EXT/ Interstellar, la surprise

Avis totalement subjectif, garanti sans spoiler

Quelle expérience inattendue ! Peut être parce que j’étais resté sur des déceptions de la part de Christopher Nolan. D’abord Inception, qui au fil du film perdait de son intérêt pour terminer sur une scène d’action sans saveur. Là où Matrix mettait en place un univers et un dispositif qui accouchèrent de scènes aussi incroyables que jubilatoires, le dispositif d’Inception tournait un peu à vide. Et plus récemment le Dark knight rises qui tombait dans les écueils que ses deux précédents opus avaient réussi à éviter brillamment: surenchère de gadgets, personnages vides, redite…

Bref, je n’avais vu qu’un teaser d’Interstellar un an plus tôt, juste assez pour me donner envie, mon esprit était dans les meilleurs dispositions possibles: sans attente, et sans même savoir de quoi il s’agissait.

Et pourtant, les choses s’engageaient mal, car après une bonne demi heure l’ennui commençait à poindre le bout de son nez. Même si j’appréciais que le film prenne le temps de s’installer, il commençait à ralentir et je ne voyais pas où il voulait en venir. Et c’est à ce moment précis que le film a décollé. Presque trop brutalement pour le coup. Car mon adhésion à ce qui se passait ne se faisait pas, c’était trop rapide. Mais après un petit temps pour reprendre ce train parti subitement, je fus emporté au point que les 2h50 s’envolèrent telle une étoile filante. Au générique de fin, j’avais la sensation qu’il ne venait de se passer que 20 minutes. Et j’étais comme détruit de l’intérieur, bouleversé pour avoir été emmené si loin et si fortement.
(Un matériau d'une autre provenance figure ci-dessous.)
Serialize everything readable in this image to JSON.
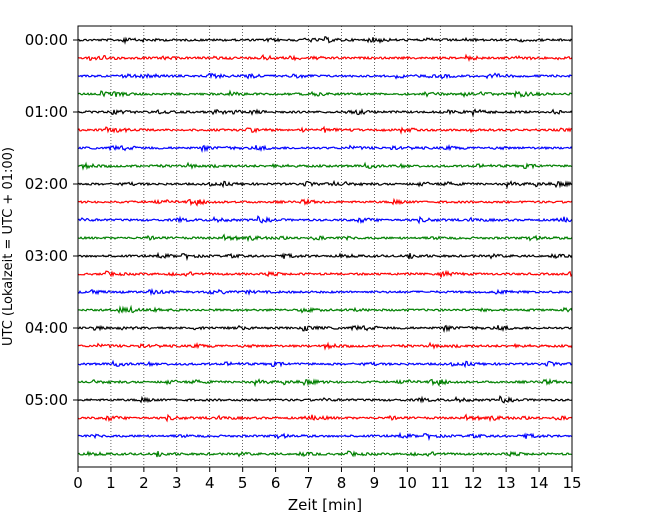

Je ne me souviens même pas avoir vécu ça au cinéma dans ma vie.

Et malgré cela, le film n’est pas exempt de défauts, comme cette exposition qui s’allonge un peu trop et cet acte 2 qui part brutalement. Mais aussi une certaine naïveté ou quelques bons sentiments trop appuyés. Voire le besoin de Christopher Nolan d’écrire avec son frère un scénario qui soit si logique et rationnel qu’il empêche sur la fin le film de décoller jusqu’au rang de chef d’œuvre, au delà du divertissement. Comme savait le faire Kubrick que ce soit pour 2001: l’odyssée de l’espace ou Shining.

Au final, tout cela fut balayé par une aventure ébouriffante, scotchante, teinté de métaphysique. Waouw. L’arrivé du générique de fin fut un déchirement car je ne voulais pas que s’arrête cet instant, cette sensation. J’ai presque peur de le revoir et d’être déçu car la surprise ne sera plus là. A ne pas rater en tout cas, si possible au cinéma.